On the job, I met Vivian Kehrer, and told her about my books. She encouraged me not to give up on my dream and I self-published Walk A Straight Line under the name, Zoey Ann Rice. I hid the book from my family and some of my friends. I knew they would never approve. Then, I met Jane Adams.
Jane was a teacher and gifted writer and I was drawn to her artistic nature. I opened up to her about my secret passion for writing. Jane volunteered to read Sing A New Song and share her thoughts with me. I can clearly remember the day she returned my manuscript.
We stood in the parking lot of an elementary school, and Jane’s face was deep red. Jane told me that while she was reading, she thought it was Christian fiction because the message in the novel moved her and then bam! She encountered the profanity and hot sex scenes. She said they caught her off guard. Jane went on to say how much she enjoyed the story, but I was frozen. Frozen because God used her to speak to me.
There was no secret pleasure. I couldn’t run from God and His purpose for me. God was ingrained in my life and He would appear into my work because He belonged there. Goose bumps rose on my arms. God had to be in every aspect of my life, especially my writing. That night, I revamped Sing A New Song. What I saw when I was done was a powerful work, which God could use to His purpose. I smiled. This felt right. Right for me, that is.

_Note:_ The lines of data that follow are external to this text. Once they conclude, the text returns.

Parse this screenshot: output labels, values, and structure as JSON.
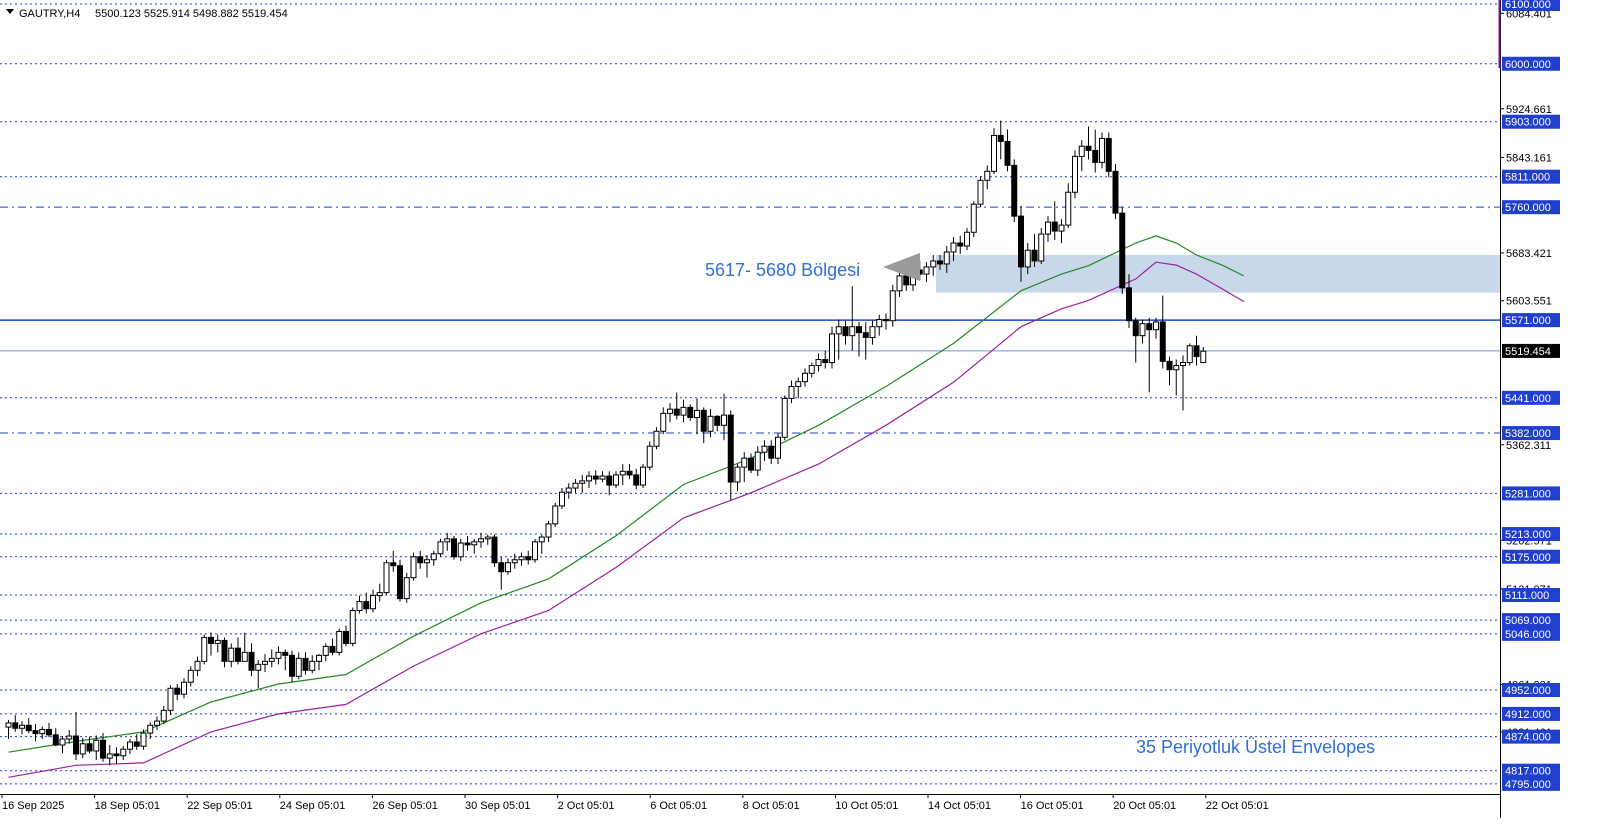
{
  "header": {
    "symbol_tf": "GAUTRY,H4",
    "ohlc": "5500.123 5525.914 5498.882 5519.454"
  },
  "colors": {
    "bull_body": "#ffffff",
    "bear_body": "#000000",
    "candle_line": "#000000",
    "grid_dotted": "#1f3fcc",
    "level_dash_dot": "#1f3fcc",
    "support_solid": "#1a46c8",
    "price_line": "#6f8fc4",
    "zone_fill": "#c9d7ea",
    "ema_upper": "#1f8a1f",
    "ema_lower": "#9b1fa0",
    "tag_bg": "#1f3fcc",
    "annotation_text": "#2f6fd6",
    "axis_accent": "#7a1a8a"
  },
  "chart_data": {
    "type": "candlestick",
    "timeframe": "H4",
    "y_axis_range": [
      4778,
      6100
    ],
    "y_axis_side": "right",
    "x_labels": [
      "16 Sep 2025",
      "18 Sep 05:01",
      "22 Sep 05:01",
      "24 Sep 05:01",
      "26 Sep 05:01",
      "30 Sep 05:01",
      "2 Oct 05:01",
      "6 Oct 05:01",
      "8 Oct 05:01",
      "10 Oct 05:01",
      "14 Oct 05:01",
      "16 Oct 05:01",
      "20 Oct 05:01",
      "22 Oct 05:01"
    ],
    "y_ticks": [
      "6084.401",
      "5924.661",
      "5843.161",
      "5683.421",
      "5603.551",
      "5362.311",
      "5202.571",
      "5121.071",
      "4961.331",
      "4881.461"
    ],
    "levels_dotted": [
      {
        "value": 6100,
        "label": "6100.000"
      },
      {
        "value": 6000,
        "label": "6000.000"
      },
      {
        "value": 5903,
        "label": "5903.000"
      },
      {
        "value": 5811,
        "label": "5811.000"
      },
      {
        "value": 5441,
        "label": "5441.000"
      },
      {
        "value": 5281,
        "label": "5281.000"
      },
      {
        "value": 5213,
        "label": "5213.000"
      },
      {
        "value": 5175,
        "label": "5175.000"
      },
      {
        "value": 5111,
        "label": "5111.000"
      },
      {
        "value": 5069,
        "label": "5069.000"
      },
      {
        "value": 5046,
        "label": "5046.000"
      },
      {
        "value": 4952,
        "label": "4952.000"
      },
      {
        "value": 4912,
        "label": "4912.000"
      },
      {
        "value": 4874,
        "label": "4874.000"
      },
      {
        "value": 4817,
        "label": "4817.000"
      },
      {
        "value": 4795,
        "label": "4795.000"
      }
    ],
    "levels_dash_dot": [
      {
        "value": 5760,
        "label": "5760.000"
      },
      {
        "value": 5382,
        "label": "5382.000"
      }
    ],
    "levels_solid": [
      {
        "value": 5571,
        "label": "5571.000"
      }
    ],
    "current_price": {
      "value": 5519.454,
      "label": "5519.454"
    },
    "zone": {
      "low": 5617,
      "high": 5680,
      "label": "5617- 5680 Bölgesi"
    },
    "envelope_label": "35 Periyotluk Üstel Envelopes",
    "candles": [
      [
        4890,
        4902,
        4870,
        4897
      ],
      [
        4897,
        4910,
        4882,
        4888
      ],
      [
        4888,
        4900,
        4878,
        4893
      ],
      [
        4893,
        4905,
        4880,
        4884
      ],
      [
        4884,
        4895,
        4866,
        4879
      ],
      [
        4879,
        4891,
        4870,
        4886
      ],
      [
        4886,
        4897,
        4873,
        4877
      ],
      [
        4877,
        4888,
        4858,
        4860
      ],
      [
        4860,
        4875,
        4846,
        4870
      ],
      [
        4870,
        4885,
        4862,
        4875
      ],
      [
        4875,
        4915,
        4835,
        4845
      ],
      [
        4845,
        4872,
        4838,
        4862
      ],
      [
        4862,
        4874,
        4846,
        4850
      ],
      [
        4850,
        4876,
        4835,
        4868
      ],
      [
        4868,
        4880,
        4832,
        4838
      ],
      [
        4838,
        4860,
        4826,
        4845
      ],
      [
        4845,
        4856,
        4828,
        4842
      ],
      [
        4842,
        4858,
        4835,
        4853
      ],
      [
        4853,
        4870,
        4845,
        4865
      ],
      [
        4865,
        4878,
        4852,
        4858
      ],
      [
        4858,
        4886,
        4852,
        4880
      ],
      [
        4880,
        4898,
        4870,
        4893
      ],
      [
        4893,
        4908,
        4885,
        4900
      ],
      [
        4900,
        4925,
        4895,
        4918
      ],
      [
        4918,
        4960,
        4910,
        4955
      ],
      [
        4955,
        4962,
        4935,
        4945
      ],
      [
        4945,
        4972,
        4938,
        4965
      ],
      [
        4965,
        4992,
        4958,
        4985
      ],
      [
        4985,
        5008,
        4975,
        5000
      ],
      [
        5000,
        5045,
        4995,
        5040
      ],
      [
        5040,
        5048,
        5010,
        5030
      ],
      [
        5030,
        5045,
        5015,
        5035
      ],
      [
        5035,
        5040,
        4990,
        5000
      ],
      [
        5000,
        5030,
        4990,
        5022
      ],
      [
        5022,
        5040,
        4995,
        5000
      ],
      [
        5000,
        5048,
        5010,
        5015
      ],
      [
        5015,
        5030,
        4975,
        4985
      ],
      [
        4985,
        5002,
        4955,
        4995
      ],
      [
        4995,
        5012,
        4982,
        5000
      ],
      [
        5000,
        5020,
        4990,
        5005
      ],
      [
        5005,
        5025,
        4995,
        5015
      ],
      [
        5015,
        5020,
        4985,
        5010
      ],
      [
        5010,
        5018,
        4965,
        4975
      ],
      [
        4975,
        5015,
        4970,
        5005
      ],
      [
        5005,
        5015,
        4978,
        4985
      ],
      [
        4985,
        5010,
        4980,
        5000
      ],
      [
        5000,
        5012,
        4985,
        5010
      ],
      [
        5010,
        5030,
        5000,
        5025
      ],
      [
        5025,
        5038,
        5010,
        5015
      ],
      [
        5015,
        5055,
        5010,
        5050
      ],
      [
        5050,
        5060,
        5025,
        5030
      ],
      [
        5030,
        5090,
        5025,
        5085
      ],
      [
        5085,
        5110,
        5080,
        5100
      ],
      [
        5100,
        5115,
        5080,
        5088
      ],
      [
        5088,
        5120,
        5082,
        5110
      ],
      [
        5110,
        5130,
        5100,
        5115
      ],
      [
        5115,
        5170,
        5112,
        5165
      ],
      [
        5165,
        5185,
        5150,
        5160
      ],
      [
        5160,
        5170,
        5100,
        5105
      ],
      [
        5105,
        5148,
        5098,
        5140
      ],
      [
        5140,
        5182,
        5135,
        5175
      ],
      [
        5175,
        5185,
        5155,
        5165
      ],
      [
        5165,
        5178,
        5140,
        5170
      ],
      [
        5170,
        5185,
        5160,
        5180
      ],
      [
        5180,
        5205,
        5175,
        5200
      ],
      [
        5200,
        5215,
        5185,
        5205
      ],
      [
        5205,
        5210,
        5170,
        5175
      ],
      [
        5175,
        5205,
        5168,
        5198
      ],
      [
        5198,
        5210,
        5185,
        5195
      ],
      [
        5195,
        5205,
        5180,
        5200
      ],
      [
        5200,
        5215,
        5190,
        5205
      ],
      [
        5205,
        5212,
        5195,
        5208
      ],
      [
        5208,
        5212,
        5158,
        5165
      ],
      [
        5165,
        5175,
        5120,
        5150
      ],
      [
        5150,
        5172,
        5145,
        5165
      ],
      [
        5165,
        5180,
        5155,
        5170
      ],
      [
        5170,
        5182,
        5160,
        5175
      ],
      [
        5175,
        5185,
        5162,
        5170
      ],
      [
        5170,
        5205,
        5165,
        5200
      ],
      [
        5200,
        5212,
        5180,
        5208
      ],
      [
        5208,
        5235,
        5200,
        5230
      ],
      [
        5230,
        5265,
        5225,
        5260
      ],
      [
        5260,
        5290,
        5255,
        5283
      ],
      [
        5283,
        5298,
        5272,
        5290
      ],
      [
        5290,
        5305,
        5282,
        5298
      ],
      [
        5298,
        5312,
        5282,
        5302
      ],
      [
        5302,
        5318,
        5290,
        5310
      ],
      [
        5310,
        5320,
        5296,
        5305
      ],
      [
        5305,
        5318,
        5300,
        5310
      ],
      [
        5310,
        5318,
        5278,
        5295
      ],
      [
        5295,
        5318,
        5290,
        5312
      ],
      [
        5312,
        5330,
        5295,
        5318
      ],
      [
        5318,
        5330,
        5305,
        5312
      ],
      [
        5312,
        5322,
        5288,
        5295
      ],
      [
        5295,
        5330,
        5290,
        5325
      ],
      [
        5325,
        5368,
        5320,
        5360
      ],
      [
        5360,
        5392,
        5355,
        5385
      ],
      [
        5385,
        5425,
        5380,
        5415
      ],
      [
        5415,
        5432,
        5400,
        5422
      ],
      [
        5422,
        5450,
        5405,
        5412
      ],
      [
        5412,
        5438,
        5400,
        5425
      ],
      [
        5425,
        5430,
        5402,
        5408
      ],
      [
        5408,
        5440,
        5380,
        5420
      ],
      [
        5420,
        5425,
        5365,
        5385
      ],
      [
        5385,
        5422,
        5375,
        5410
      ],
      [
        5410,
        5412,
        5385,
        5395
      ],
      [
        5395,
        5448,
        5370,
        5412
      ],
      [
        5412,
        5420,
        5270,
        5300
      ],
      [
        5300,
        5330,
        5285,
        5325
      ],
      [
        5325,
        5350,
        5300,
        5340
      ],
      [
        5340,
        5348,
        5315,
        5320
      ],
      [
        5320,
        5360,
        5310,
        5350
      ],
      [
        5350,
        5370,
        5335,
        5360
      ],
      [
        5360,
        5370,
        5330,
        5340
      ],
      [
        5340,
        5382,
        5330,
        5375
      ],
      [
        5375,
        5445,
        5370,
        5440
      ],
      [
        5440,
        5470,
        5432,
        5460
      ],
      [
        5460,
        5475,
        5440,
        5468
      ],
      [
        5468,
        5490,
        5460,
        5482
      ],
      [
        5482,
        5500,
        5475,
        5495
      ],
      [
        5495,
        5515,
        5485,
        5505
      ],
      [
        5505,
        5520,
        5490,
        5500
      ],
      [
        5500,
        5560,
        5490,
        5548
      ],
      [
        5548,
        5572,
        5505,
        5560
      ],
      [
        5560,
        5570,
        5530,
        5545
      ],
      [
        5545,
        5628,
        5520,
        5560
      ],
      [
        5560,
        5568,
        5510,
        5550
      ],
      [
        5550,
        5568,
        5505,
        5542
      ],
      [
        5542,
        5570,
        5530,
        5560
      ],
      [
        5560,
        5580,
        5545,
        5572
      ],
      [
        5572,
        5582,
        5555,
        5570
      ],
      [
        5570,
        5630,
        5560,
        5620
      ],
      [
        5620,
        5660,
        5610,
        5645
      ],
      [
        5645,
        5655,
        5620,
        5630
      ],
      [
        5630,
        5665,
        5620,
        5655
      ],
      [
        5655,
        5670,
        5638,
        5648
      ],
      [
        5648,
        5668,
        5635,
        5660
      ],
      [
        5660,
        5680,
        5645,
        5670
      ],
      [
        5670,
        5680,
        5655,
        5665
      ],
      [
        5665,
        5695,
        5650,
        5685
      ],
      [
        5685,
        5710,
        5670,
        5700
      ],
      [
        5700,
        5712,
        5682,
        5695
      ],
      [
        5695,
        5725,
        5688,
        5718
      ],
      [
        5718,
        5770,
        5710,
        5765
      ],
      [
        5765,
        5812,
        5760,
        5805
      ],
      [
        5805,
        5830,
        5790,
        5820
      ],
      [
        5820,
        5892,
        5815,
        5880
      ],
      [
        5880,
        5905,
        5840,
        5870
      ],
      [
        5870,
        5890,
        5820,
        5830
      ],
      [
        5830,
        5840,
        5735,
        5745
      ],
      [
        5745,
        5762,
        5635,
        5660
      ],
      [
        5660,
        5700,
        5648,
        5688
      ],
      [
        5688,
        5715,
        5660,
        5670
      ],
      [
        5670,
        5725,
        5665,
        5715
      ],
      [
        5715,
        5745,
        5702,
        5735
      ],
      [
        5735,
        5770,
        5705,
        5720
      ],
      [
        5720,
        5740,
        5700,
        5730
      ],
      [
        5730,
        5800,
        5725,
        5785
      ],
      [
        5785,
        5855,
        5775,
        5845
      ],
      [
        5845,
        5872,
        5820,
        5862
      ],
      [
        5862,
        5895,
        5840,
        5855
      ],
      [
        5855,
        5890,
        5818,
        5835
      ],
      [
        5835,
        5885,
        5825,
        5875
      ],
      [
        5875,
        5885,
        5810,
        5820
      ],
      [
        5820,
        5832,
        5740,
        5750
      ],
      [
        5750,
        5760,
        5615,
        5625
      ],
      [
        5625,
        5648,
        5558,
        5570
      ],
      [
        5570,
        5575,
        5500,
        5545
      ],
      [
        5545,
        5572,
        5532,
        5565
      ],
      [
        5565,
        5575,
        5450,
        5555
      ],
      [
        5555,
        5575,
        5540,
        5568
      ],
      [
        5568,
        5612,
        5490,
        5502
      ],
      [
        5502,
        5510,
        5462,
        5488
      ],
      [
        5488,
        5505,
        5445,
        5495
      ],
      [
        5495,
        5512,
        5420,
        5500
      ],
      [
        5500,
        5532,
        5495,
        5528
      ],
      [
        5528,
        5545,
        5495,
        5510
      ],
      [
        5500,
        5526,
        5499,
        5519
      ]
    ],
    "ema_upper": [
      {
        "i": 0,
        "v": 4848
      },
      {
        "i": 10,
        "v": 4866
      },
      {
        "i": 20,
        "v": 4882
      },
      {
        "i": 30,
        "v": 4932
      },
      {
        "i": 40,
        "v": 4962
      },
      {
        "i": 50,
        "v": 4978
      },
      {
        "i": 60,
        "v": 5042
      },
      {
        "i": 70,
        "v": 5098
      },
      {
        "i": 80,
        "v": 5138
      },
      {
        "i": 90,
        "v": 5210
      },
      {
        "i": 100,
        "v": 5296
      },
      {
        "i": 110,
        "v": 5340
      },
      {
        "i": 120,
        "v": 5395
      },
      {
        "i": 130,
        "v": 5460
      },
      {
        "i": 140,
        "v": 5532
      },
      {
        "i": 150,
        "v": 5620
      },
      {
        "i": 156,
        "v": 5648
      },
      {
        "i": 160,
        "v": 5662
      },
      {
        "i": 167,
        "v": 5700
      },
      {
        "i": 170,
        "v": 5712
      },
      {
        "i": 173,
        "v": 5700
      },
      {
        "i": 176,
        "v": 5680
      },
      {
        "i": 180,
        "v": 5662
      },
      {
        "i": 183,
        "v": 5645
      }
    ],
    "ema_lower": [
      {
        "i": 0,
        "v": 4806
      },
      {
        "i": 10,
        "v": 4826
      },
      {
        "i": 20,
        "v": 4830
      },
      {
        "i": 30,
        "v": 4882
      },
      {
        "i": 40,
        "v": 4912
      },
      {
        "i": 50,
        "v": 4928
      },
      {
        "i": 60,
        "v": 4992
      },
      {
        "i": 70,
        "v": 5046
      },
      {
        "i": 80,
        "v": 5085
      },
      {
        "i": 90,
        "v": 5157
      },
      {
        "i": 100,
        "v": 5240
      },
      {
        "i": 110,
        "v": 5282
      },
      {
        "i": 120,
        "v": 5330
      },
      {
        "i": 130,
        "v": 5395
      },
      {
        "i": 140,
        "v": 5467
      },
      {
        "i": 150,
        "v": 5560
      },
      {
        "i": 156,
        "v": 5590
      },
      {
        "i": 160,
        "v": 5604
      },
      {
        "i": 167,
        "v": 5640
      },
      {
        "i": 170,
        "v": 5668
      },
      {
        "i": 173,
        "v": 5663
      },
      {
        "i": 176,
        "v": 5648
      },
      {
        "i": 180,
        "v": 5622
      },
      {
        "i": 183,
        "v": 5602
      }
    ]
  }
}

There was a place for me—the girl who liked writing stories with drama and messy characters but who also loved God. Imagine my joy when I discovered, I did not have to give up any part of me. Instead, I discovered a ministry fashioned with me in mind. God had brought me into the path of spirit-led women who have helped hone and shape my work so that He gets glory. His Holy Spirit constrains me and I am proud of the product I produce.